Google Voice offers for free some features that compete with services that AT&T charges for.
Yet you still want full access to AT&T's network without them saying anything.
Again, let's get Google to subsidize your iPhone. Because I'm sure Google will have no problem
maintaining that hypothetical cellular/data network of theirs by offering all those
free services. Not to mention that subsidizing a phone like the iPhone costs quite a bit in the first place, as well as maintaining a technical service/customer support infrastructure. But Google can pull it off because they can pay for all of that with the money that drops out of the clear blue sky.
Google is not a carrier. It has no cellular/data network to maintain along with all the associated services that customers expect. Google doesn't have to subsidize data-intensive smartphones. They can simply waltz in an offer a set of services for next to nothing, and for some reason, you as the customer expects AT&T to pull off the same trick, and when they can't you complain about it.

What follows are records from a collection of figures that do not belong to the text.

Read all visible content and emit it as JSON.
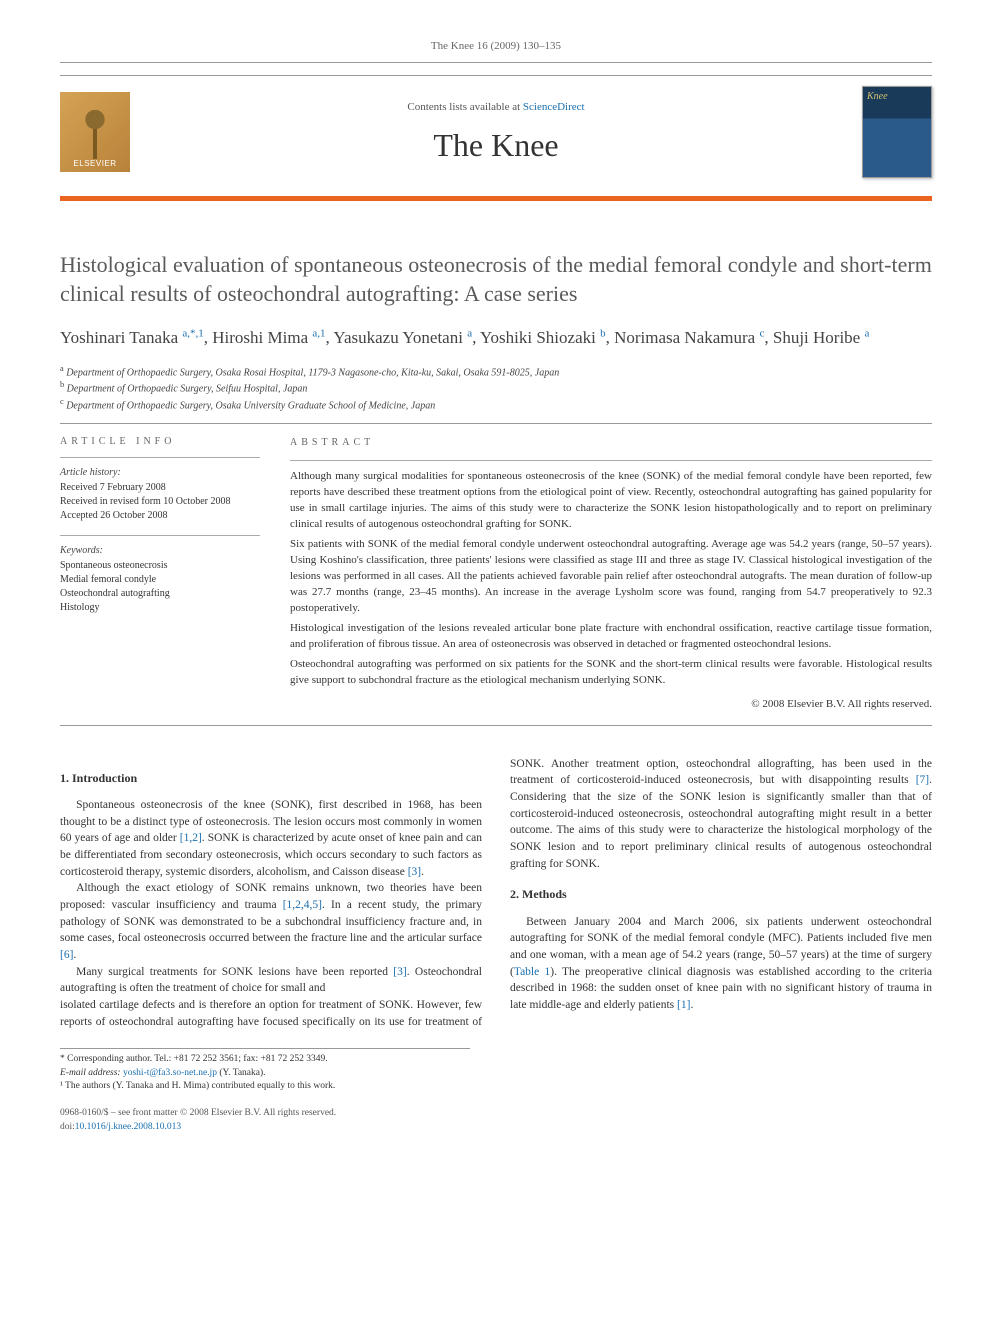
{
  "running_header": "The Knee 16 (2009) 130–135",
  "contents_line_prefix": "Contents lists available at ",
  "contents_link": "ScienceDirect",
  "journal_name": "The Knee",
  "elsevier_label": "ELSEVIER",
  "title": "Histological evaluation of spontaneous osteonecrosis of the medial femoral condyle and short-term clinical results of osteochondral autografting: A case series",
  "authors_html": [
    {
      "name": "Yoshinari Tanaka ",
      "sup": "a,*,1"
    },
    {
      "name": ", Hiroshi Mima ",
      "sup": "a,1"
    },
    {
      "name": ", Yasukazu Yonetani ",
      "sup": "a"
    },
    {
      "name": ", Yoshiki Shiozaki ",
      "sup": "b"
    },
    {
      "name": ", Norimasa Nakamura ",
      "sup": "c"
    },
    {
      "name": ", Shuji Horibe ",
      "sup": "a"
    }
  ],
  "affiliations": [
    {
      "sup": "a",
      "text": " Department of Orthopaedic Surgery, Osaka Rosai Hospital, 1179-3 Nagasone-cho, Kita-ku, Sakai, Osaka 591-8025, Japan"
    },
    {
      "sup": "b",
      "text": " Department of Orthopaedic Surgery, Seifuu Hospital, Japan"
    },
    {
      "sup": "c",
      "text": " Department of Orthopaedic Surgery, Osaka University Graduate School of Medicine, Japan"
    }
  ],
  "article_info_label": "article info",
  "history_label": "Article history:",
  "history": [
    "Received 7 February 2008",
    "Received in revised form 10 October 2008",
    "Accepted 26 October 2008"
  ],
  "keywords_label": "Keywords:",
  "keywords": [
    "Spontaneous osteonecrosis",
    "Medial femoral condyle",
    "Osteochondral autografting",
    "Histology"
  ],
  "abstract_label": "abstract",
  "abstract_paragraphs": [
    "Although many surgical modalities for spontaneous osteonecrosis of the knee (SONK) of the medial femoral condyle have been reported, few reports have described these treatment options from the etiological point of view. Recently, osteochondral autografting has gained popularity for use in small cartilage injuries. The aims of this study were to characterize the SONK lesion histopathologically and to report on preliminary clinical results of autogenous osteochondral grafting for SONK.",
    "Six patients with SONK of the medial femoral condyle underwent osteochondral autografting. Average age was 54.2 years (range, 50–57 years). Using Koshino's classification, three patients' lesions were classified as stage III and three as stage IV. Classical histological investigation of the lesions was performed in all cases. All the patients achieved favorable pain relief after osteochondral autografts. The mean duration of follow-up was 27.7 months (range, 23–45 months). An increase in the average Lysholm score was found, ranging from 54.7 preoperatively to 92.3 postoperatively.",
    "Histological investigation of the lesions revealed articular bone plate fracture with enchondral ossification, reactive cartilage tissue formation, and proliferation of fibrous tissue. An area of osteonecrosis was observed in detached or fragmented osteochondral lesions.",
    "Osteochondral autografting was performed on six patients for the SONK and the short-term clinical results were favorable. Histological results give support to subchondral fracture as the etiological mechanism underlying SONK."
  ],
  "copyright": "© 2008 Elsevier B.V. All rights reserved.",
  "sections": {
    "intro_heading": "1. Introduction",
    "intro_p1a": "Spontaneous osteonecrosis of the knee (SONK), first described in 1968, has been thought to be a distinct type of osteonecrosis. The lesion occurs most commonly in women 60 years of age and older ",
    "intro_p1_ref1": "[1,2]",
    "intro_p1b": ". SONK is characterized by acute onset of knee pain and can be differentiated from secondary osteonecrosis, which occurs secondary to such factors as corticosteroid therapy, systemic disorders, alcoholism, and Caisson disease ",
    "intro_p1_ref2": "[3]",
    "intro_p1c": ".",
    "intro_p2a": "Although the exact etiology of SONK remains unknown, two theories have been proposed: vascular insufficiency and trauma ",
    "intro_p2_ref1": "[1,2,4,5]",
    "intro_p2b": ". In a recent study, the primary pathology of SONK was demonstrated to be a subchondral insufficiency fracture and, in some cases, focal osteonecrosis occurred between the fracture line and the articular surface ",
    "intro_p2_ref2": "[6]",
    "intro_p2c": ".",
    "intro_p3a": "Many surgical treatments for SONK lesions have been reported ",
    "intro_p3_ref1": "[3]",
    "intro_p3b": ". Osteochondral autografting is often the treatment of choice for small and",
    "intro_p3_cont_a": "isolated cartilage defects and is therefore an option for treatment of SONK. However, few reports of osteochondral autografting have focused specifically on its use for treatment of SONK. Another treatment option, osteochondral allografting, has been used in the treatment of corticosteroid-induced osteonecrosis, but with disappointing results ",
    "intro_p3_cont_ref": "[7]",
    "intro_p3_cont_b": ". Considering that the size of the SONK lesion is significantly smaller than that of corticosteroid-induced osteonecrosis, osteochondral autografting might result in a better outcome. The aims of this study were to characterize the histological morphology of the SONK lesion and to report preliminary clinical results of autogenous osteochondral grafting for SONK.",
    "methods_heading": "2. Methods",
    "methods_p1a": "Between January 2004 and March 2006, six patients underwent osteochondral autografting for SONK of the medial femoral condyle (MFC). Patients included five men and one woman, with a mean age of 54.2 years (range, 50–57 years) at the time of surgery (",
    "methods_p1_ref1": "Table 1",
    "methods_p1b": "). The preoperative clinical diagnosis was established according to the criteria described in 1968: the sudden onset of knee pain with no significant history of trauma in late middle-age and elderly patients ",
    "methods_p1_ref2": "[1]",
    "methods_p1c": "."
  },
  "footnotes": {
    "corr_label": "* Corresponding author. Tel.: +81 72 252 3561; fax: +81 72 252 3349.",
    "email_label": "E-mail address: ",
    "email": "yoshi-t@fa3.so-net.ne.jp",
    "email_paren": " (Y. Tanaka).",
    "note1": "¹ The authors (Y. Tanaka and H. Mima) contributed equally to this work."
  },
  "bottom": {
    "line1": "0968-0160/$ – see front matter © 2008 Elsevier B.V. All rights reserved.",
    "doi_prefix": "doi:",
    "doi": "10.1016/j.knee.2008.10.013"
  },
  "colors": {
    "accent_orange": "#e8641f",
    "link_blue": "#1a6faf",
    "text_gray": "#5a5a5a"
  }
}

Or if you think that the company providing the network should be separate from the company providing the services on that network, then who are you going to call when something goes wrong? Who gets to assume the blame? Will Google's breakdown in service be blamed on innocent AT&T's network, or vice versa? How do you propose to achieve a separation of powers?
You want AT&T to function as merely a bare network? Fine. Then be prepared for neither the carrier nor the plan-provider (since they are now separate entities) to assume any responsibility for the other's issues. I'd love to see this scenario in action and the kind of customer service "situation" it would cause.